Wiki says "Substantially" better than LRU but actual results seem to show performance converging to same levels the larger the cache gets. (See page 5.)
All caches have equal hit rates in the limit when the size of the cache approaches infinity. For finite caches, ARC often wins. In practical experience I've found that a weighted ARC dramatically outperformed LRU for DNS RR caching, in terms of both hit rate and raw CPU time spent per access. This is because it was easy to code an ARC cache that had lock-free access to frequently referenced items; once an item had been promoted to T2 no locks were needed for most accesses. With LRU it's necessary to have exclusive access to the entire cache in order to evict something and add something else.
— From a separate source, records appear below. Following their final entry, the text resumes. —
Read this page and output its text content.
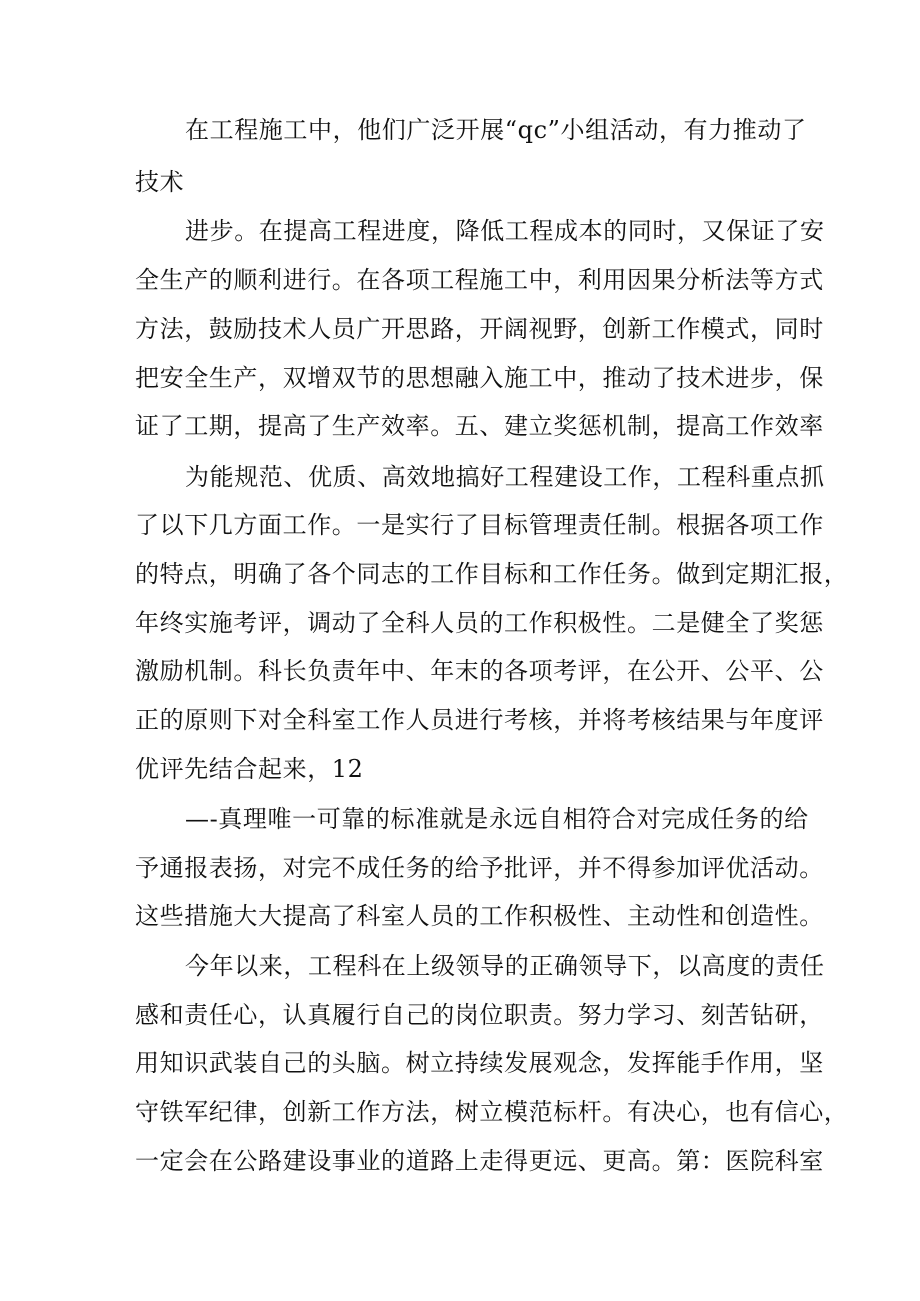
在工程施工中，他们广泛开展“qc”小组活动，有力推动了

技术

进步。在提高工程进度，降低工程成本的同时，又保证了安

全生产的顺利进行。在各项工程施工中，利用因果分析法等方式

方法，鼓励技术人员广开思路，开阔视野，创新工作模式，同时

把安全生产，双增双节的思想融入施工中，推动了技术进步，保

证了工期，提高了生产效率。五、建立奖惩机制，提高工作效率

为能规范、优质、高效地搞好工程建设工作，工程科重点抓

了以下几方面工作。一是实行了目标管理责任制。根据各项工作

的特点，明确了各个同志的工作目标和工作任务。做到定期汇报，

年终实施考评，调动了全科人员的工作积极性。二是健全了奖惩

激励机制。科长负责年中、年末的各项考评，在公开、公平、公

正的原则下对全科室工作人员进行考核，并将考核结果与年度评

优评先结合起来，12

—-真理唯一可靠的标准就是永远自相符合对完成任务的给

予通报表扬，对完不成任务的给予批评，并不得参加评优活动。

这些措施大大提高了科室人员的工作积极性、主动性和创造性。

今年以来，工程科在上级领导的正确领导下，以高度的责任

感和责任心，认真履行自己的岗位职责。努力学习、刻苦钻研，

用知识武装自己的头脑。树立持续发展观念，发挥能手作用，坚

守铁军纪律，创新工作方法，树立模范标杆。有决心，也有信心，

一定会在公路建设事业的道路上走得更远、更高。第：医院科室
Of course there are more schemes than just LRU and ARC, and one can try to employ lock-free schemes more than I'm willing to do. This is just my experience.
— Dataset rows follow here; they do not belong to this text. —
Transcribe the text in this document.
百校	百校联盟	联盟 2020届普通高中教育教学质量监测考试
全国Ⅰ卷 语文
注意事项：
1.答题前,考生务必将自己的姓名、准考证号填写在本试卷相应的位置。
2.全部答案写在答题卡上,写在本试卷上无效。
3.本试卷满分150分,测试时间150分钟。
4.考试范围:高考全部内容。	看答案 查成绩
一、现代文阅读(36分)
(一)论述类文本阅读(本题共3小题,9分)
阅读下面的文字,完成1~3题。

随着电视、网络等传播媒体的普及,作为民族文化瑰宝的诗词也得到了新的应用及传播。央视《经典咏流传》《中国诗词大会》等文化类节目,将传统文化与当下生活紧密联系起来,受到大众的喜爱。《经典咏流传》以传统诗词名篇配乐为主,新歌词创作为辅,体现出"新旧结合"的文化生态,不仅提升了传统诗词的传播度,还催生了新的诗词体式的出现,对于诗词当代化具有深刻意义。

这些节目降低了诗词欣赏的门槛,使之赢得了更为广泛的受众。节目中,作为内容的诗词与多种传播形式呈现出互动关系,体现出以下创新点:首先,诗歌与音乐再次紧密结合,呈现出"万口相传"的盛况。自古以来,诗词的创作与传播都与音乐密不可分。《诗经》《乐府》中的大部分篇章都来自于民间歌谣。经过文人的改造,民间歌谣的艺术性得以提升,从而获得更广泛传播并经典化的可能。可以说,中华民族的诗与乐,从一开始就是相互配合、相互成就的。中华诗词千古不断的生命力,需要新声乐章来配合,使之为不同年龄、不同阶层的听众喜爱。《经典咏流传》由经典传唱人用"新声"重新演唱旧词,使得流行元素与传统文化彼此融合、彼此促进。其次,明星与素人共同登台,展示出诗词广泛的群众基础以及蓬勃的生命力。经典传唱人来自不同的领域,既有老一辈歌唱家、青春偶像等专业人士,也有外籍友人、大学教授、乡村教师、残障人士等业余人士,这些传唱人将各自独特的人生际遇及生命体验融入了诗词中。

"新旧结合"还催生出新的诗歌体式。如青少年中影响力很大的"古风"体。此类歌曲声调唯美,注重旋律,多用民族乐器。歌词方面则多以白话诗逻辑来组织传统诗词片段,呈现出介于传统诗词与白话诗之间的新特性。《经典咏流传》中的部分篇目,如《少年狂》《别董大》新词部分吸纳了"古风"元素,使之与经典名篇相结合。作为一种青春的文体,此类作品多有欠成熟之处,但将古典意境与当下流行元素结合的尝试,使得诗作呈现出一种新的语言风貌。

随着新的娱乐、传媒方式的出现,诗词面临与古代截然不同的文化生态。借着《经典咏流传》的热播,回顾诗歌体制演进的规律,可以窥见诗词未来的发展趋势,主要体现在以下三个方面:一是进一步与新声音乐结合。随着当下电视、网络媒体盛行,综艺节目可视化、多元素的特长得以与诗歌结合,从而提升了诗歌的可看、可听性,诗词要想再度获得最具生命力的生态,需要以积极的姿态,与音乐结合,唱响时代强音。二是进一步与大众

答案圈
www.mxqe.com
ARC often wins against LRU, but there is a lot of left on the table compared to other policies. That's because they do capture some frequency, but not very well imho.
You can mitigate the exclusive lock using a write-ahead log approach [1] [2]. Then you record events into ring buffers, replay in batches, and have an exclusive tryLock. This works really well in practice and lets you do much more complex policy work without much less worry about concurrency.
I wrote a simulator and link to the traces. One unfortunate aspect is they did not provide a real comparison with LIRS, except in a table that includes an incorrect number. It comes off a little biased since LIRS outperforms ARC in most of their own traces.